Montoya is committed to reusing old materials. Zach’s shelf, for example, was made from old pallet wood.

“You’re using this thing that could have been around the world,” Montoya said he tells the kids who are using pallets. “They could have been in Thailand, they could have been in Ethiopia.”

The decorative siding inside much of the studio is reclaimed wood that Montoya snapped up from demolition workers removing it from the site of the burned-out store next door.

But even if he’s using what’s ostensibly trash, Montoya is still committed to the craft, and wants the kids (and adults) in his class to create something valuable.

“They get to take something home that’s gonna be an heirloom,” he said. “Something that’s not crafty. I want the kids to make things that their parents want, or that makes them jealous.”

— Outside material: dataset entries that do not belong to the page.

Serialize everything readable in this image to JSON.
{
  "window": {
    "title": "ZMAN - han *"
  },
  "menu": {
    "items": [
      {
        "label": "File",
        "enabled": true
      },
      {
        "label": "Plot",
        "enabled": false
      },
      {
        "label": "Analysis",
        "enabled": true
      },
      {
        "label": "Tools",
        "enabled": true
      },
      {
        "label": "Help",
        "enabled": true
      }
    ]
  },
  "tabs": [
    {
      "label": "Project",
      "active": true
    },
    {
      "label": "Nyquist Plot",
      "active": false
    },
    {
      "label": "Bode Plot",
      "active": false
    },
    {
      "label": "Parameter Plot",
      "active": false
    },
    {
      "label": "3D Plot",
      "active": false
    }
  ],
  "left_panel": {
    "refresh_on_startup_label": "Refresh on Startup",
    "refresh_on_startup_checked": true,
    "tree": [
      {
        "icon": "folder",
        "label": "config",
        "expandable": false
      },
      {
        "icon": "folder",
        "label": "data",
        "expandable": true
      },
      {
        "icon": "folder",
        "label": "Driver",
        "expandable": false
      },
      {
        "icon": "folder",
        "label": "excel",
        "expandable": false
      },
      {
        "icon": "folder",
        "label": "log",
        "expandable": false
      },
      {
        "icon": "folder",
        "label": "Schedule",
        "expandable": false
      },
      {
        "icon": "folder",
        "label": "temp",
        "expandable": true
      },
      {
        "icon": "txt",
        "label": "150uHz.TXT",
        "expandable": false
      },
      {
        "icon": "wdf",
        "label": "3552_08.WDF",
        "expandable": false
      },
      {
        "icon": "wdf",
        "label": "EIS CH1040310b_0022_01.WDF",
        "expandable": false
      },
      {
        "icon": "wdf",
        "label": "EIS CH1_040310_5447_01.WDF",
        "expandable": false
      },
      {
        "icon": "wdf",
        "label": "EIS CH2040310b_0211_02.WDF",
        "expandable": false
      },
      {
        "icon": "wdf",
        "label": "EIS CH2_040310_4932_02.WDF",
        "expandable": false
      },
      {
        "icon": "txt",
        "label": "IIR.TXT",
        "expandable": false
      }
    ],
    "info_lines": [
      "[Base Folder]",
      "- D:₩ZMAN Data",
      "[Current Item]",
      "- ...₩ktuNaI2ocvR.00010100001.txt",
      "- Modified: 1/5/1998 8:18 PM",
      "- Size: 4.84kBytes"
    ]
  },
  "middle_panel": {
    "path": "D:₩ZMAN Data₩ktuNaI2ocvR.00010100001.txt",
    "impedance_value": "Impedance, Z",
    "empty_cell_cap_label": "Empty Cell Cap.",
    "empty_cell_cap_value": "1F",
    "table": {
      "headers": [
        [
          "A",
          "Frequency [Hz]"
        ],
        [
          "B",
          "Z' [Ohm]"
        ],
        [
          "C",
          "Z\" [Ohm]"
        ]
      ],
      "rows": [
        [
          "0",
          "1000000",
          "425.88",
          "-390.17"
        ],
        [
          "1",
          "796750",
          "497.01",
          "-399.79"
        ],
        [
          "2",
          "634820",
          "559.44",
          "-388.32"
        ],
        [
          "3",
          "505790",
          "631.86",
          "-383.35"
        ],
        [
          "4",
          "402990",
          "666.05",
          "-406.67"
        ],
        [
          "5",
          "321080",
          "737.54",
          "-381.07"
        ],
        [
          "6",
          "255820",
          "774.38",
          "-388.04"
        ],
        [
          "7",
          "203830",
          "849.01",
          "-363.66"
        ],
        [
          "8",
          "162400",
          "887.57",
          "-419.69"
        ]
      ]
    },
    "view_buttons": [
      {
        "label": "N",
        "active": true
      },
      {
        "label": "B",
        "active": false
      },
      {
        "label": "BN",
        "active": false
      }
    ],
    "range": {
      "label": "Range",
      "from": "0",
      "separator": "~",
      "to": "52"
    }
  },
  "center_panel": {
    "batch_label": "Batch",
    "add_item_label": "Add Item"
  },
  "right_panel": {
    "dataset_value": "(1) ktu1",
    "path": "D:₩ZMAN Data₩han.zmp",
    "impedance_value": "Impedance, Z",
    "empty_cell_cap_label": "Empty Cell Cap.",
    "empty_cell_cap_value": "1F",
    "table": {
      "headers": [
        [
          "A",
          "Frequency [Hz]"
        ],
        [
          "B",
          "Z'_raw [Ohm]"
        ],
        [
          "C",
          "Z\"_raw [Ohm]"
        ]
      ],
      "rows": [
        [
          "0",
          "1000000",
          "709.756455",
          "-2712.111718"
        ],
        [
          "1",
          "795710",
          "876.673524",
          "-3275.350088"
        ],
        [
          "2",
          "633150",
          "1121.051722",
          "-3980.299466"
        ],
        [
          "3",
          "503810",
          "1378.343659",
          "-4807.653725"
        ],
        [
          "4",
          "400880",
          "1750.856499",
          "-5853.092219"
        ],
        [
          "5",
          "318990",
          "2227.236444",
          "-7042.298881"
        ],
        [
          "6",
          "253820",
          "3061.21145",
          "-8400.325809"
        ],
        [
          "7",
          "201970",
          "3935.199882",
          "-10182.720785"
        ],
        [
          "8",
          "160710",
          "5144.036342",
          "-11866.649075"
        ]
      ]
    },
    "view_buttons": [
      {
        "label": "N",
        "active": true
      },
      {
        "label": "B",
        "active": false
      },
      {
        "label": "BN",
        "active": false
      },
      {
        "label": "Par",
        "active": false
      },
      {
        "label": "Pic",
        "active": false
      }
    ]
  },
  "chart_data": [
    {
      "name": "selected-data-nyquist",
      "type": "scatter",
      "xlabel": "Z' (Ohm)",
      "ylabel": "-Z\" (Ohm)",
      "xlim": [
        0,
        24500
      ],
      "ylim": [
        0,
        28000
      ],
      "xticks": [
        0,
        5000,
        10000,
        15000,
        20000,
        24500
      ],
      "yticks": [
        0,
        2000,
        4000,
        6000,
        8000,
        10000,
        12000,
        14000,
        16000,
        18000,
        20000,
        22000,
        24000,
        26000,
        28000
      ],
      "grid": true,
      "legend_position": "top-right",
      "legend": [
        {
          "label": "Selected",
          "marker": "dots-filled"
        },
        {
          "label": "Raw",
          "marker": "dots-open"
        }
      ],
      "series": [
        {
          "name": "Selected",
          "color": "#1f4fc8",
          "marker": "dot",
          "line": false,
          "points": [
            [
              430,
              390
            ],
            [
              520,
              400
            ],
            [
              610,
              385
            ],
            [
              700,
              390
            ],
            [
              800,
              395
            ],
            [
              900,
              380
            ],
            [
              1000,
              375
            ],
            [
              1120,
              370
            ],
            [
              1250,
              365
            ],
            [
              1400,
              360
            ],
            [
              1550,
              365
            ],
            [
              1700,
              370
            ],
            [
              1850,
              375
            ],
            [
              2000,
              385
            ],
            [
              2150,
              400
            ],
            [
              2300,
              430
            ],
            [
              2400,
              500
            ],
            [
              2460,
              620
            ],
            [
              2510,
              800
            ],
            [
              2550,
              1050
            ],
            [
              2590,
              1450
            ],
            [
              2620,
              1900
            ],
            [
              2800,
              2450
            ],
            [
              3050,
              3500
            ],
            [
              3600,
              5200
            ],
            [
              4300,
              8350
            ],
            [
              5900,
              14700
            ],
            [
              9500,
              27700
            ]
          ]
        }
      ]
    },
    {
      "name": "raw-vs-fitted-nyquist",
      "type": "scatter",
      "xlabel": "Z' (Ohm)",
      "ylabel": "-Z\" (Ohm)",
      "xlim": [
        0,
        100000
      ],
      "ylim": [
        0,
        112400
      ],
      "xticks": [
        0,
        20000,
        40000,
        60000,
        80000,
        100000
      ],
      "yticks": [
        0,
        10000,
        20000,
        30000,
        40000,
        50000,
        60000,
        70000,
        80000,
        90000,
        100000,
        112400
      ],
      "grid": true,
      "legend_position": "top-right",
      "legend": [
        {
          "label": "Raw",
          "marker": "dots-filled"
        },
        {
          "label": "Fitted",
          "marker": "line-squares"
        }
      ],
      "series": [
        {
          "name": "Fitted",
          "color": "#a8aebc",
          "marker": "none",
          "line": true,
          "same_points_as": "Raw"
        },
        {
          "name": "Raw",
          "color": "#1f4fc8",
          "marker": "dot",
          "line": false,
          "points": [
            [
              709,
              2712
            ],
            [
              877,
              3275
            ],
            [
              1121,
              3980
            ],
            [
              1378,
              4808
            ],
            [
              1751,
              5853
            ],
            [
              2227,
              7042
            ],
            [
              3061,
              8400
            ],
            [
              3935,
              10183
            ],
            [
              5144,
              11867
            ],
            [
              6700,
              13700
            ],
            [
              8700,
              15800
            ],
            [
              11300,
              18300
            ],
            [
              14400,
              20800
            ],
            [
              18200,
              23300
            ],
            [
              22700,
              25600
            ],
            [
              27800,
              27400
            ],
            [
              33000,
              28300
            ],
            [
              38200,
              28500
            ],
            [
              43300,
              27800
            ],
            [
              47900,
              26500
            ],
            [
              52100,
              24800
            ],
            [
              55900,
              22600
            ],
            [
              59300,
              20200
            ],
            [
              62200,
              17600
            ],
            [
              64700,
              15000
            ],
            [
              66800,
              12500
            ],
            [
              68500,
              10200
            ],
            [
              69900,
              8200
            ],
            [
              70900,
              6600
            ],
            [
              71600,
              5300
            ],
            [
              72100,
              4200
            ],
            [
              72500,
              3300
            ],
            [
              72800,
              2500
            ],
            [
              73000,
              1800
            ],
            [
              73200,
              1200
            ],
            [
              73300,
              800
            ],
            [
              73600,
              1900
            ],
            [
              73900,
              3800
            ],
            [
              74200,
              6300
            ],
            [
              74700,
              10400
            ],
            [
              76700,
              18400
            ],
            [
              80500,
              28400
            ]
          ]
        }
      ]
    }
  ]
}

Montoya shows off a cutting board made in one of his classes. Photo by Laura Wenus

Montoya shows off a cutting board made in one of his classes. Photo by Laura Wenus

He’s also trying to be a good neighbor. The location wasn’t the first he scoped out, but turned out to have its advantages. Montoya quickly found he shared Colombian roots with the owner of Grand Coffee and bonded over their shared heritage and alma mater – both went to San Francisco State University. He also extends warm welcomes to those who visit his studio and speak to him in Spanish.

Parents, too, were happy to see something accessible to children move on to the street.

Gaito said her daughter often comes home excited about trips the kids took to other parts of the neighborhood – to Mission Playground, for example.

“It’s like, ‘we’re in the Mission, so we’re gonna do the best of the Mission’,” she said.

“We’re just really excited to have something in the neighborhood that is sort of, like, wholesome,” said Barnes. “It sounds ridiculous to use that word… But it’s nice to have something move in that isn’t a bar or a restaurant.”

“A lot of people come in and are like, this gives me hope that there are things happening in this city that aren’t depressing,” Montoya said. “So I’m just kind of trying to ride that wave.”